Easy Meatball Tomato Soup
Easy Meatball Tomato Soup has robust, familiar flavors. Add meatballs and pasta for a hearty, satisfying tomato-based soup. Perfect for Sunday Supper.
Ingredients
- 1 16-oz. Package of Frozen Meatballs
- 1 Onion, diced
- 2 tsp. Kosher Salt, plus more to taste
- Drizzle of Olive Oil
- 1-2 Bay Leaves
- 2 tsp. Italian Seasoning
- Black Pepper, to taste
- 1/2-1 tsp. Red Pepper Flakes
- 3-4 Garlic Cloves, minced
- 1 Bell Pepper, large dice
- 1 28-oz. Can Crushed Tomatoes
- 4-6 cups Beef Broth
- 1.5 cups uncooked Fusilli Pasta
- Fresh Basil, for garnish
- Grated Parmesan, for garnish
Instructions
Preheat the oven according to the package directions and bake the meatballs for half the time. While the oven is preheating and the meatballs are baking, prep the rest of the ingredients.
In a dutch oven, sauté the diced onion in a drizzle of olive oil and a big pinch of kosher salt, until translucent. Then add the bay leaf, red pepper flakes, black pepper and Italian seasoning.
Stir to combine and when the herbs are fragrant, add the diced bell pepper and the garlic.

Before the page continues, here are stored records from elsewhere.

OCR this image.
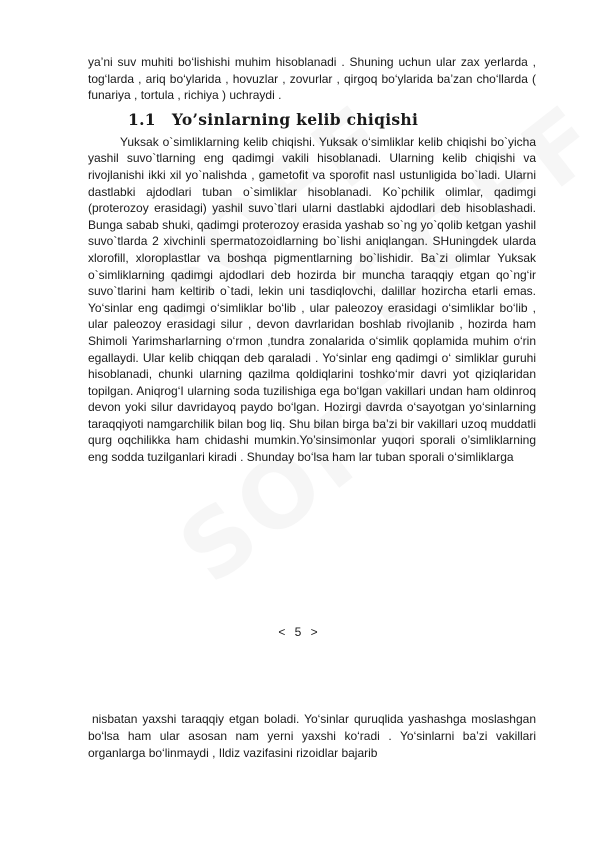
ya’ni suv muhiti bo‘lishishi muhim hisoblanadi . Shuning uchun ular zax yerlarda , tog‘larda , ariq bo‘ylarida , hovuzlar , zovurlar , qirgoq bo‘ylarida ba’zan cho‘llarda ( funariya , tortula , richiya ) uchraydi .

1.1 Yo’sinlarning kelib chiqishi

Yuksak o`simliklarning kelib chiqishi. Yuksak o‘simliklar kelib chiqishi bo`yicha yashil suvo`tlarning eng qadimgi vakili hisoblanadi. Ularning kelib chiqishi va rivojlanishi ikki xil yo`nalishda , gametofit va sporofit nasl ustunligida bo`ladi. Ularni dastlabki ajdodlari tuban o`simliklar hisoblanadi. Ko`pchilik olimlar, qadimgi (proterozoy erasidagi) yashil suvo`tlari ularni dastlabki ajdodlari deb hisoblashadi. Bunga sabab shuki, qadimgi proterozoy erasida yashab so`ng yo`qolib ketgan yashil suvo`tlarda 2 xivchinli spermatozoidlarning bo`lishi aniqlangan. SHuningdek ularda xlorofill, xloroplastlar va boshqa pigmentlarning bo`lishidir. Ba`zi olimlar Yuksak o`simliklarning qadimgi ajdodlari deb hozirda bir muncha taraqqiy etgan qo`ng‘ir suvo`tlarini ham keltirib o`tadi, lekin uni tasdiqlovchi, dalillar hozircha etarli emas. Yo‘sinlar eng qadimgi o‘simliklar bo‘lib , ular paleozoy erasidagi o‘simliklar bo‘lib , ular paleozoy erasidagi silur , devon davrlaridan boshlab rivojlanib , hozirda ham Shimoli Yarimsharlarning o‘rmon ,tundra zonalarida o‘simlik qoplamida muhim o‘rin egallaydi. Ular kelib chiqqan deb qaraladi . Yo‘sinlar eng qadimgi o‘ simliklar guruhi hisoblanadi, chunki ularning qazilma qoldiqlarini toshko‘mir davri yot qiziqlaridan topilgan. Aniqrog‘I ularning soda tuzilishiga ega bo‘lgan vakillari undan ham oldinroq devon yoki silur davridayoq paydo bo‘lgan. Hozirgi davrda o‘sayotgan yo‘sinlarning taraqqiyoti namgarchilik bilan bog liq. Shu bilan birga ba’zi bir vakillari uzoq muddatli qurg oqchilikka ham chidashi mumkin.Yo’sinsimonlar yuqori sporali o’simliklarning eng sodda tuzilganlari kiradi . Shunday bo‘lsa ham lar tuban sporali o‘simliklarga

< 5 >

nisbatan yaxshi taraqqiy etgan boladi. Yo‘sinlar quruqlida yashashga moslashgan bo‘lsa ham ular asosan nam yerni yaxshi ko‘radi . Yo‘sinlarni ba’zi vakillari organlarga bo‘linmaydi , Ildiz vazifasini rizoidlar bajarib
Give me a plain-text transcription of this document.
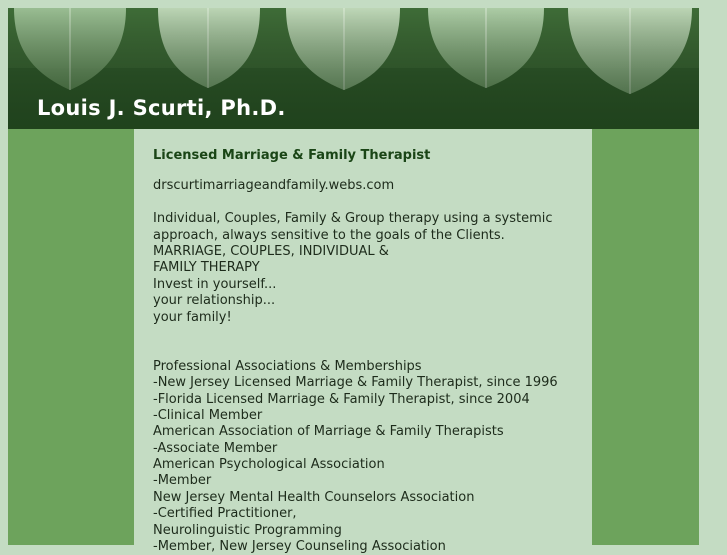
Louis J. Scurti, Ph.D.
Licensed Marriage & Family Therapist
drscurtimarriageandfamily.webs.com
Individual, Couples, Family & Group therapy using a systemic
approach, always sensitive to the goals of the Clients.
MARRIAGE, COUPLES, INDIVIDUAL &
FAMILY THERAPY
Invest in yourself...
your relationship...
your family!
Professional Associations & Memberships
-New Jersey Licensed Marriage & Family Therapist, since 1996
-Florida Licensed Marriage & Family Therapist, since 2004
-Clinical Member
American Association of Marriage & Family Therapists
-Associate Member
American Psychological Association
-Member
New Jersey Mental Health Counselors Association
-Certified Practitioner,
Neurolinguistic Programming
-Member, New Jersey Counseling Association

Sauté for only about 30 seconds then add the whole (28-oz.) can of crushed tomatoes.
Then add the 4 cups of beef broth. Stir to combine and bring to a boil. Once boiling, add the meatballs to the soup and 1.5 cups of fusilli pasta. reduce the heat to keep a simmer going. Cover the pot and let it all simmer for about 20 minutes. Stir and check the pasta doneness after 10 minutes and then every 5 minutes or so.
This soup will thicken a bit to a sauce-like consistency. So to keep it loose and brothy (like a soup), add more beef broth as needed to get it to your desired thickness. I added 2 additional cups of beef broth. Be sure to taste for seasoning and add more kosher salt and black pepper as needed to suit your taste.
Ladle servings into bowls and top with fresh basil and a little grated Parmesan cheese.